I’m listening to Michael Bublé tunes as I write. It never fails to blow my mind how music can change my mood, take me back, remind me of things I thought I’d forgotten. People, places, lost dreams, old love . . .

Inevitably, music will also remind me of something or someone I’d like to forget. Maybe it’s that one person . . . the one that with one kiss I felt the heavens sigh. The one that made me feel like I could hang a star on the bleakest night. Where did those feelings go? Were they meant to last?

I used to think so. But many songs later, I’m a little less innocent and a lot wiser. I’ve realized that youth’s romantic interludes, like the ghosts of Christmas past, had a part to play but were never meant for the second act. Some love is permanent, some fleeting.

I’ve seen love range from comfortable friendships to crazy entanglements. The latter is the type that keeps us chained to emotions, floating above the real world, and jumping through hoops to make it last. Exhausting. In my book, true love eventually returns us to the real world. It frees us to think and create, to do whatever it is we do best. It allows us to hold other passions to our heart. Enduring love encourages us to not only love God, and to love others, but to love them better.

I don’t know about you, but music transports me. As I sit at my computer, Michael is singing a vintage tune by the Bee Gees, “Baby, you don’t know what it’s like, to love somebody, to love somebody, the way I love you . . .” Yep.

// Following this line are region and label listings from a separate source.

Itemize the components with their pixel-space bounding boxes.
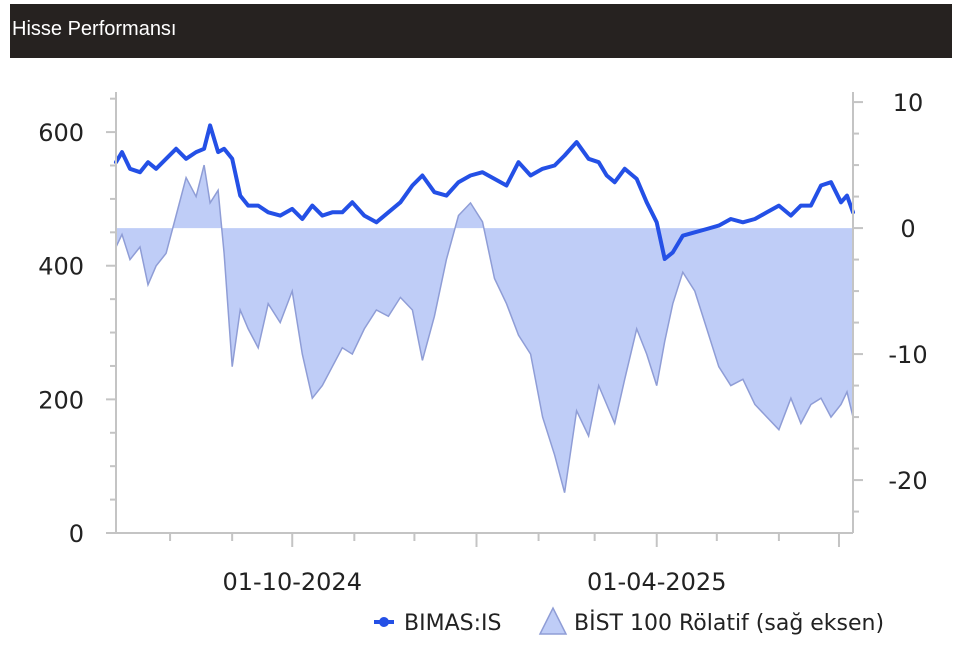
legend-line-marker [379,617,389,627]
legend: BIMAS:IS BİST 100 Rölatif (sağ eksen) [374,606,884,636]
header-bar: Hisse Performansı [10,4,952,58]
legend-label-bimas: BIMAS:IS [404,611,501,636]
right-tick-label: 10 [893,89,924,117]
legend-area-swatch [538,606,568,635]
x-tick-label: 01-04-2025 [587,568,726,596]
legend-label-bist: BİST 100 Rölatif (sağ eksen) [574,610,884,636]
right-tick-label: -10 [888,341,927,369]
left-tick-label: 0 [69,520,84,548]
axes-layer: 0 200 400 600 -20 -10 0 10 01-10-2024 01-04-2025 [38,89,927,596]
right-tick-label: 0 [900,215,915,243]
bimas-price-line [114,123,855,261]
price-line-layer [114,123,855,261]
relative-area-fill [116,165,853,493]
left-tick-label: 600 [38,119,84,147]
relative-area-layer [115,164,854,493]
left-tick-label: 400 [38,253,84,281]
x-tick-label: 01-10-2024 [222,568,361,596]
right-tick-label: -20 [888,467,927,495]
relative-area-outline [115,164,854,493]
chart-panel-title: Hisse Performansı [12,18,177,40]
left-tick-label: 200 [38,386,84,414]
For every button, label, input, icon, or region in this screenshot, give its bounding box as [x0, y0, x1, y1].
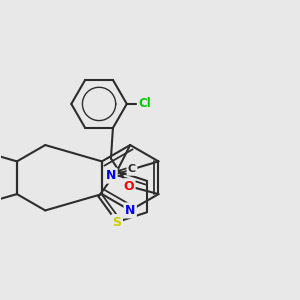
Text: C: C — [128, 164, 136, 174]
Text: S: S — [112, 215, 122, 229]
Text: N: N — [125, 204, 135, 217]
Text: O: O — [124, 180, 134, 193]
Text: Cl: Cl — [138, 98, 151, 110]
Text: N: N — [106, 169, 116, 182]
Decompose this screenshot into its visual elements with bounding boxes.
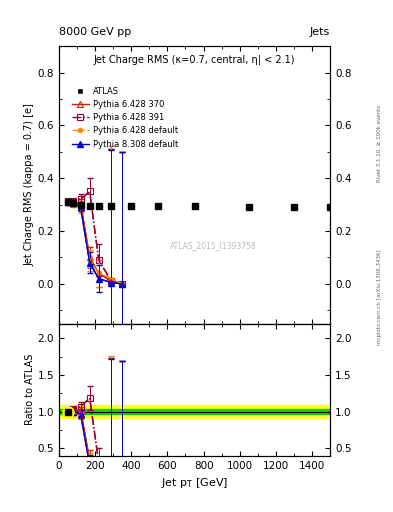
Bar [59, 405, 330, 418]
Text: Rivet 3.1.10, ≥ 100k events: Rivet 3.1.10, ≥ 100k events [377, 105, 382, 182]
Text: ATLAS_2015_I1393758: ATLAS_2015_I1393758 [170, 241, 257, 250]
Bar [59, 409, 330, 414]
Text: Jets: Jets [310, 27, 330, 37]
Y-axis label: Ratio to ATLAS: Ratio to ATLAS [25, 354, 35, 425]
Y-axis label: Jet Charge RMS (kappa = 0.7) [e]: Jet Charge RMS (kappa = 0.7) [e] [25, 103, 35, 266]
Text: Jet Charge RMS (κ=0.7, central, η| < 2.1): Jet Charge RMS (κ=0.7, central, η| < 2.1… [94, 54, 295, 65]
Text: mcplots.cern.ch [arXiv:1306.3436]: mcplots.cern.ch [arXiv:1306.3436] [377, 249, 382, 345]
X-axis label: Jet $\mathregular{p_T}$ [GeV]: Jet $\mathregular{p_T}$ [GeV] [161, 476, 228, 490]
Legend: ATLAS, Pythia 6.428 370, Pythia 6.428 391, Pythia 6.428 default, Pythia 8.308 de: ATLAS, Pythia 6.428 370, Pythia 6.428 39… [68, 83, 181, 152]
Text: 8000 GeV pp: 8000 GeV pp [59, 27, 131, 37]
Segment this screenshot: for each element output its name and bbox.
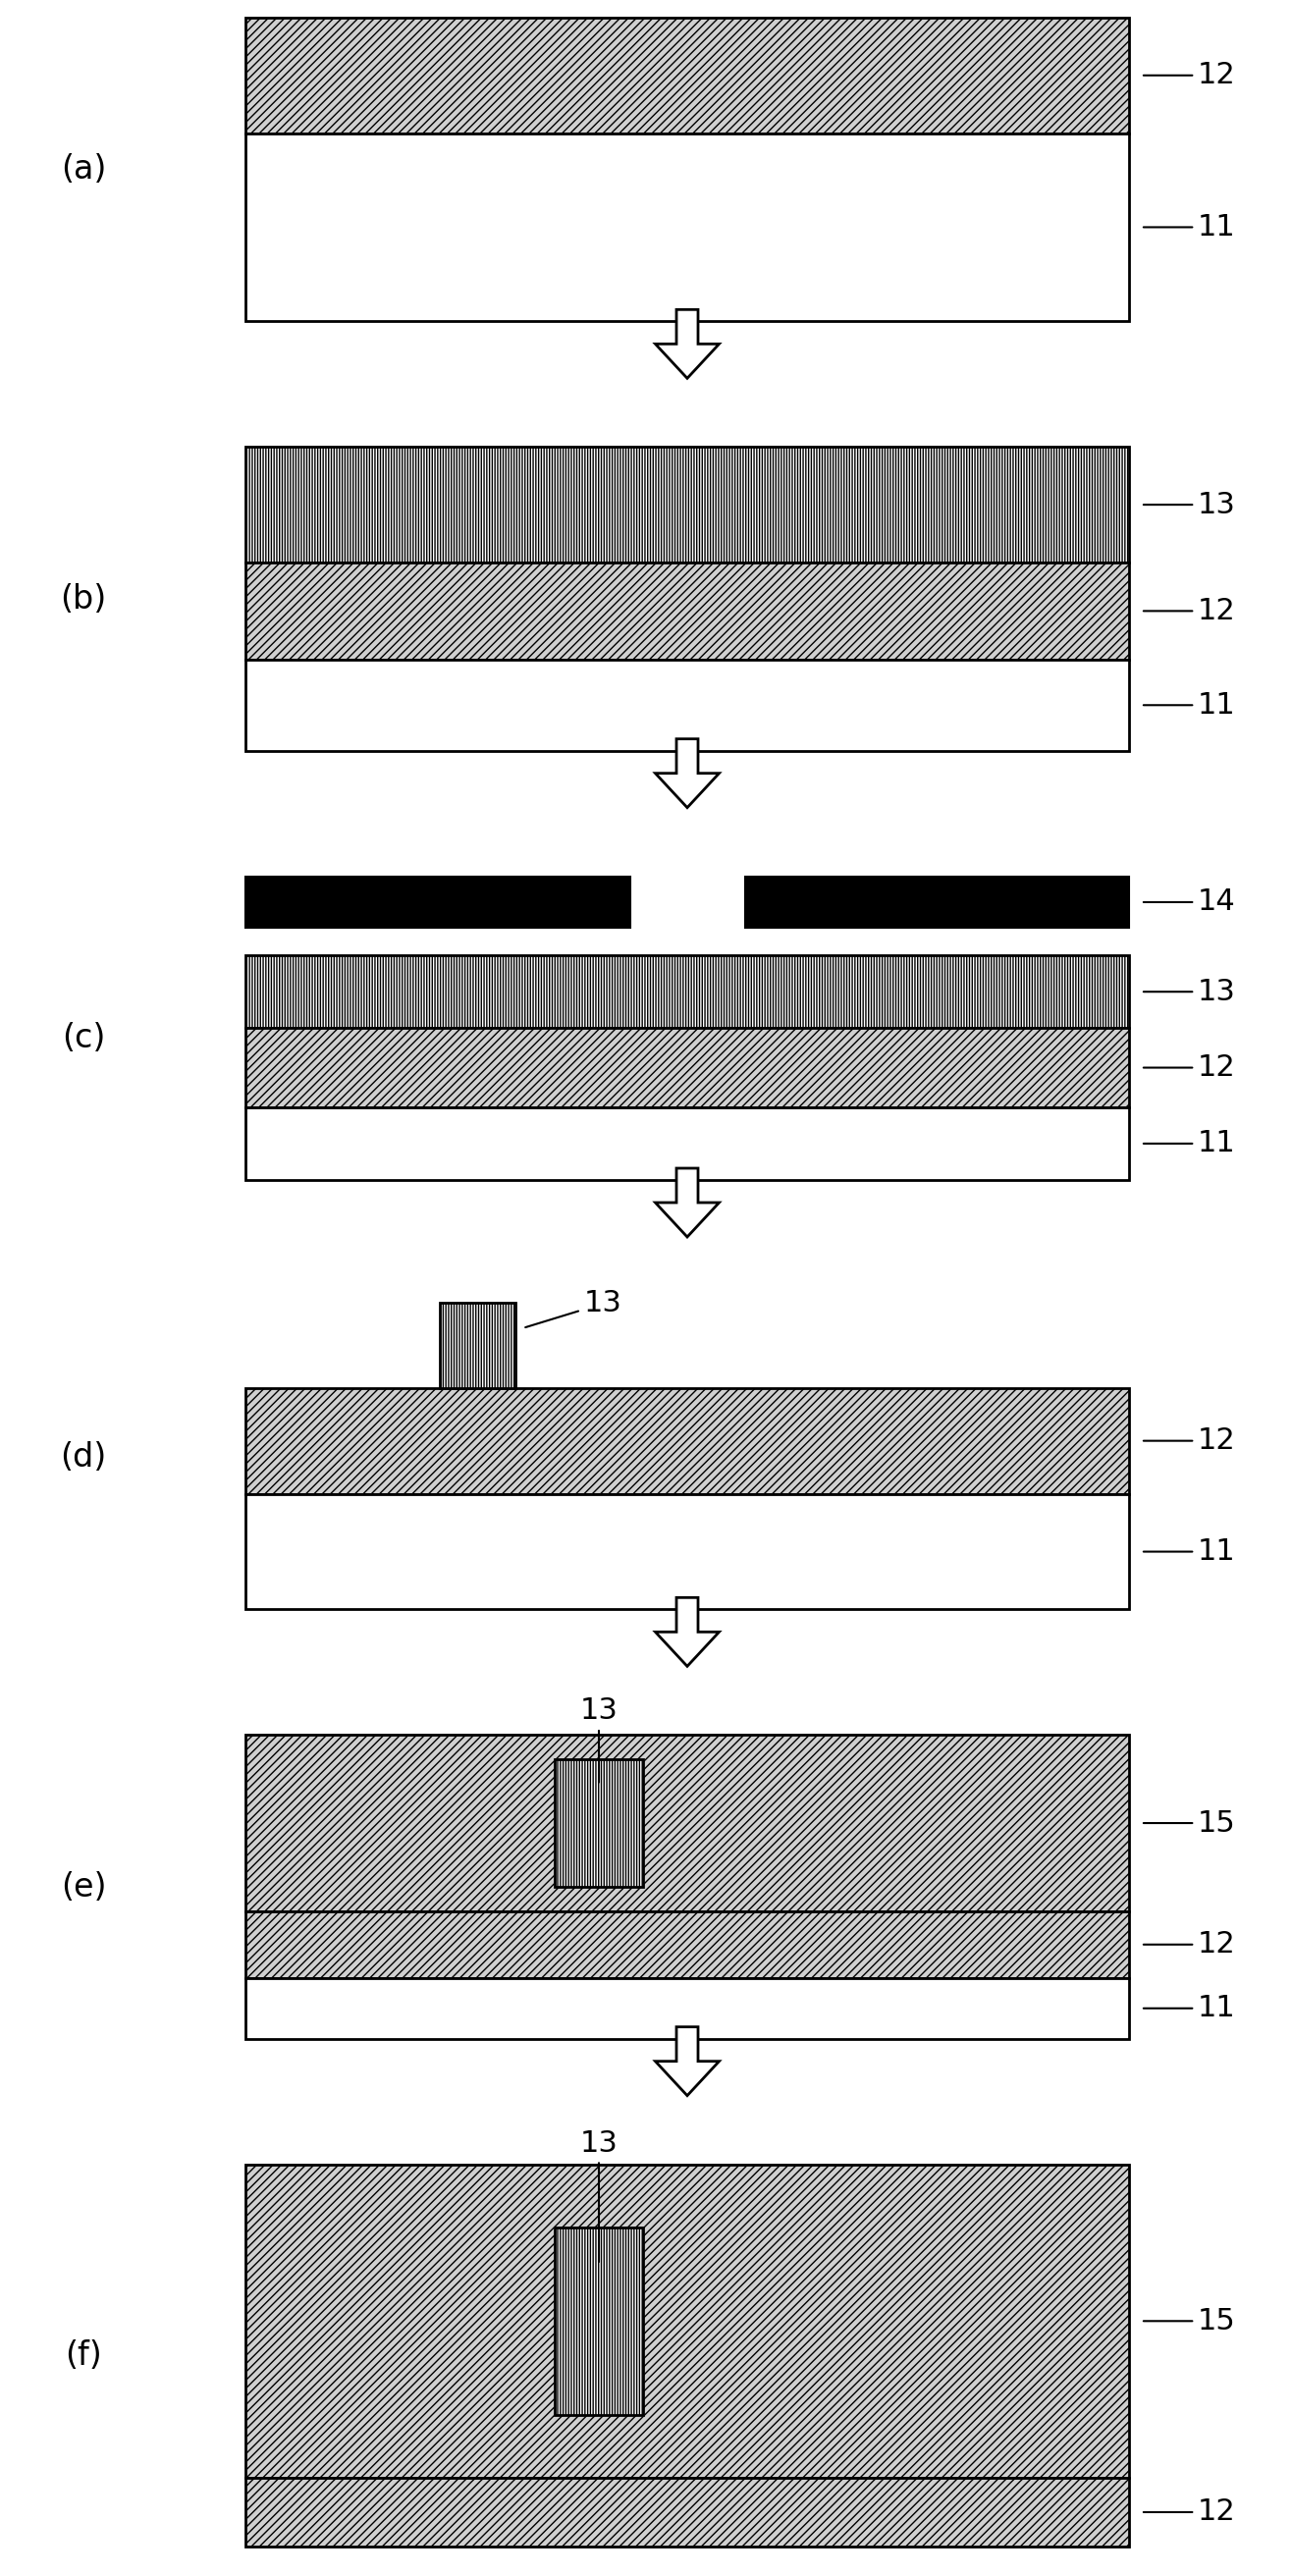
Text: (a): (a) [61,155,106,185]
Text: (d): (d) [61,1443,107,1473]
Bar [245,18,1129,134]
Polygon shape [655,309,720,379]
Text: 14: 14 [1143,889,1235,917]
Bar [245,1494,1129,1610]
Bar [245,1388,1129,1494]
Bar [245,448,1129,562]
Text: 12: 12 [1143,2499,1235,2527]
Polygon shape [655,1597,720,1667]
Bar [245,1736,1129,1911]
Bar [439,1303,516,1388]
Text: 12: 12 [1143,598,1235,626]
Text: (f): (f) [65,2339,102,2372]
Text: 13: 13 [1143,489,1236,518]
Text: 15: 15 [1143,2308,1235,2336]
Text: 13: 13 [1143,976,1236,1007]
Text: 13: 13 [526,1291,621,1327]
Bar [245,1911,1129,1978]
Text: 12: 12 [1143,1054,1235,1082]
Polygon shape [655,1170,720,1236]
Bar [245,1978,1129,2038]
Text: 12: 12 [1143,62,1235,90]
Text: 13: 13 [580,1698,618,1783]
Bar [245,134,1129,322]
Text: 15: 15 [1143,1808,1235,1837]
Bar [245,876,629,927]
Bar [245,956,1129,1028]
Bar [554,2228,643,2416]
Bar [245,1108,1129,1180]
Text: 11: 11 [1143,1538,1235,1566]
Text: 11: 11 [1143,1128,1235,1157]
Text: (b): (b) [61,582,107,616]
Bar [245,562,1129,659]
Polygon shape [655,739,720,809]
Text: 11: 11 [1143,214,1235,242]
Text: 11: 11 [1143,1994,1235,2022]
Polygon shape [655,2027,720,2097]
Text: 13: 13 [580,2128,618,2262]
Bar [245,2164,1129,2478]
Bar [245,1028,1129,1108]
Text: 12: 12 [1143,1427,1235,1455]
Text: (c): (c) [62,1023,105,1054]
Bar [554,1759,643,1886]
Text: 12: 12 [1143,1929,1235,1958]
Bar [245,2478,1129,2548]
Bar [245,659,1129,750]
Text: 11: 11 [1143,690,1235,719]
Bar [744,876,1129,927]
Text: (e): (e) [61,1870,106,1904]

I’m on the magical mystery tour of time. It’s taking me back to the cobblestoned streets of memory lane to light the lanterns once again. But when the song is over, it’s time to move on. A new song plays. It always does.

Some people were never meant to be more than just old tunes. Humphrey Bogart’s famous words in Casablanca—”Play it again, Sam,” really brings it home for me. Bogart was stuck in a song that belonged to someone else.

Thank you, Michael Bublé, for reminding me of the songs that were meant to last and the ones that weren’t.